Байи Дурдана, однокашник по Сорбонне дядин, гостил у нас. Братья́ разбились в блин: пир встречный дядя задал, а отец – прощальный. Всё было: бденья в вифлио́теке. Круженье в танцах до утра на матушкиной половине. Этнографический вояж в Ливонию к сильфидам тамошним, специалисткам в массаже́ всем телом. И там же после бани мы отметили шестнадцатый мой dies natalis.

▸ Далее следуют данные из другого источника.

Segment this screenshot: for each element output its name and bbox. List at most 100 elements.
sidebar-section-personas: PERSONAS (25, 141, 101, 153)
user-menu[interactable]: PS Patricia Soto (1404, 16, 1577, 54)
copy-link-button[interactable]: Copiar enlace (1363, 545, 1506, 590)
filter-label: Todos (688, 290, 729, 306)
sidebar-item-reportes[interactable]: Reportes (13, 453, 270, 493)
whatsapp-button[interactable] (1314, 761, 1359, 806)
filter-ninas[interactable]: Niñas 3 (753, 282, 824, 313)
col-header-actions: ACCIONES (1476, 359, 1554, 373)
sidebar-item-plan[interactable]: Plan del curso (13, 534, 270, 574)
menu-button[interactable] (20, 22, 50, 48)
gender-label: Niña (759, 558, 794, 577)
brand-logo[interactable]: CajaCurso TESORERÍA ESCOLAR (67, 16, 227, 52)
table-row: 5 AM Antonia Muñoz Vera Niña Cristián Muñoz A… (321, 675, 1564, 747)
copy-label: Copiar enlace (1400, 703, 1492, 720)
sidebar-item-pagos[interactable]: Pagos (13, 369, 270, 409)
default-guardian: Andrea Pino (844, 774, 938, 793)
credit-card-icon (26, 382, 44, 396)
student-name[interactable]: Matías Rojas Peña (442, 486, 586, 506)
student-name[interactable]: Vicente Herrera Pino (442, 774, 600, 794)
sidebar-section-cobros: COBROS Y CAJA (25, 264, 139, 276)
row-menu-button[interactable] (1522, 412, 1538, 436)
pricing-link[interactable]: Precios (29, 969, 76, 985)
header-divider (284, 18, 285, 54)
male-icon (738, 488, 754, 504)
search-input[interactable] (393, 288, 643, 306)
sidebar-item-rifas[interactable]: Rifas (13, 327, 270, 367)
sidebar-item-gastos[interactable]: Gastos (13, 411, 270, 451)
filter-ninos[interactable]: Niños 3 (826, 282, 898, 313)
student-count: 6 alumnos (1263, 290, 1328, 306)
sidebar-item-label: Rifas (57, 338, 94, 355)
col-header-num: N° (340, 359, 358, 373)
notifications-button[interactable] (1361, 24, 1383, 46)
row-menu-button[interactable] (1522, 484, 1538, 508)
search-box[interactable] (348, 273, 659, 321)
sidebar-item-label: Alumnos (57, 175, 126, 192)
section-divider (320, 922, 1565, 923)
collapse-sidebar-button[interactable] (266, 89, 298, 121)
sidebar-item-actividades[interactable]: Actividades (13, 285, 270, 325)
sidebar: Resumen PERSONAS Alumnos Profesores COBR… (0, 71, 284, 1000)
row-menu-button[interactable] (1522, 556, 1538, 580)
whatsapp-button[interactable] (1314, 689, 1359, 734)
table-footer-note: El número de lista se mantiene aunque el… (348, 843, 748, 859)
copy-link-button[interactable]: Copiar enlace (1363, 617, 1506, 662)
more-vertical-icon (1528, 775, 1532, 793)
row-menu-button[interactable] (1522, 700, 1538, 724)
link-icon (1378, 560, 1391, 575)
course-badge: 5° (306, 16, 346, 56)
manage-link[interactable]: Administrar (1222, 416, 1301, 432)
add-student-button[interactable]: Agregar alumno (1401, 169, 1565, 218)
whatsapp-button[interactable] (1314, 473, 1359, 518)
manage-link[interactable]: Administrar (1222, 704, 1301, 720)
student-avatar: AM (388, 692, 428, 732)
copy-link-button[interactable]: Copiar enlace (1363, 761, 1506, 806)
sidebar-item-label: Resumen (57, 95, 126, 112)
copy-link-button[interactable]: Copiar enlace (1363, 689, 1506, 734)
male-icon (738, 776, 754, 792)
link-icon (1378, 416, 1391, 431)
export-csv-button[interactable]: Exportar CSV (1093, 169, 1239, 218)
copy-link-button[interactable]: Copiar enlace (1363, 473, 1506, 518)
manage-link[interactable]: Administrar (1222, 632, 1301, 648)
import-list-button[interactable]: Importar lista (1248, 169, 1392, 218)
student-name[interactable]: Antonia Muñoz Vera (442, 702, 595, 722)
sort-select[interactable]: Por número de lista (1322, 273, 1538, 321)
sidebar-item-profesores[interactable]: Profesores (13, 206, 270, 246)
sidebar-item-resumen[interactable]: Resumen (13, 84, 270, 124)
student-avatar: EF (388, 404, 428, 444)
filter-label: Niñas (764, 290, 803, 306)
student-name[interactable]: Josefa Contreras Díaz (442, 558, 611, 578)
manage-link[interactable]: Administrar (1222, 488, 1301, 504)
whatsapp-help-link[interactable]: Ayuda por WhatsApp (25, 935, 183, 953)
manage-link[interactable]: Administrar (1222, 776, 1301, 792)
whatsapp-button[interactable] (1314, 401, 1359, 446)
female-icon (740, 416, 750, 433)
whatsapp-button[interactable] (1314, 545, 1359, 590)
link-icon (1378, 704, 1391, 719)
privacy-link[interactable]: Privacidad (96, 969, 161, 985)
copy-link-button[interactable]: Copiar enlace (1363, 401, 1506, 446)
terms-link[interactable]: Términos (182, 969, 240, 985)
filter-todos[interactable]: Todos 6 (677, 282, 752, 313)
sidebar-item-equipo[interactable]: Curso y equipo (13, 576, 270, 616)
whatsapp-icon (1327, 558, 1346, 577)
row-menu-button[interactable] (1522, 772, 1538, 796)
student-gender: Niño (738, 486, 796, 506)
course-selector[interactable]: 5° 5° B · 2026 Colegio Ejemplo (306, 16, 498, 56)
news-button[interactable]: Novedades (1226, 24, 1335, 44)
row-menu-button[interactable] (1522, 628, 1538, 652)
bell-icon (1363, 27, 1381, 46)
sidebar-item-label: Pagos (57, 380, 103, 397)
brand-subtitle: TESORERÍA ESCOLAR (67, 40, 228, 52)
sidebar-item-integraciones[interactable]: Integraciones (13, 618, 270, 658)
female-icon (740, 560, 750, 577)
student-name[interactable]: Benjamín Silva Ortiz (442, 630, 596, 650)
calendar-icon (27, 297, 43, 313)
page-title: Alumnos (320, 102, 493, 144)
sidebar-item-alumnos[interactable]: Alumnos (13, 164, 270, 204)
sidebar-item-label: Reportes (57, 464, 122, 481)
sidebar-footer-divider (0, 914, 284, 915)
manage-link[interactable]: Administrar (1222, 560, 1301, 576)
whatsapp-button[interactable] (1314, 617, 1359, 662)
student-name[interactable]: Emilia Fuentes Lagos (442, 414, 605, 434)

Дриады после массажа растаяли, а разговор зашёл «про баб». Отец и дядя никогда при мне об этом не рядили. По одиночке же любили предаваться диссертациям. У бати всё съезжало на собачьи случки, а дядя словно капли или камни слово уроняет, как роман испанский иль французский вслух читает. Отец был верен сам себе и с Бахусом пошёл к Морфею. А дядя и байи заспорили, доступно ль женскому уму искусство спора. Дядя утверждал, что существам, уста имеющим со всех сторон, отверсто знанье заповедованное мужчинам, и потому доить их надо, давить, как угри отрока, как соки тайных откровений. Байи ж стенал, что мать, сестра, жена, сестра жены, две дочери, как крысу канцелярскую, его загнали, и рот он дома открывает только чтоб зевнуть тайком на их домашних представленьях про пастушек в жемчугах. Но возмущает, мол, его всего пренаипаче их неспособность ни выслушать и ни дослушать хоть до точки что-либо, их вызывающее несогласье. Но со времён известно Демосфена, что возражать, не дав закончить изложение – недопустимо. И вот под храп отца вздремнул и дядя, я же вдруг заговорил, доев все сладости: с познанья древа прадед наш отведал лишь, а Ева съела плод до косточки, и знают дочери её, что ждать не надо выхода всей рати, и бьют они, не медля и не целясь, как тать в полунощном лесу. К тому же замечал я по кухарке и по матери, что если что-то не позволит сразу вперекор сказать, и слово жаркое в котле из медной брани на осаждающего опрокинуть, то что-то новое их отвлекает и увлекает прочь от жажды свары. Они и сами это знают и потому перечат сразу, не дождавшись consequentes. Впервые дядя на меня тогда внимательно взглянул и из своих запасов подарил таблички грифельные эти.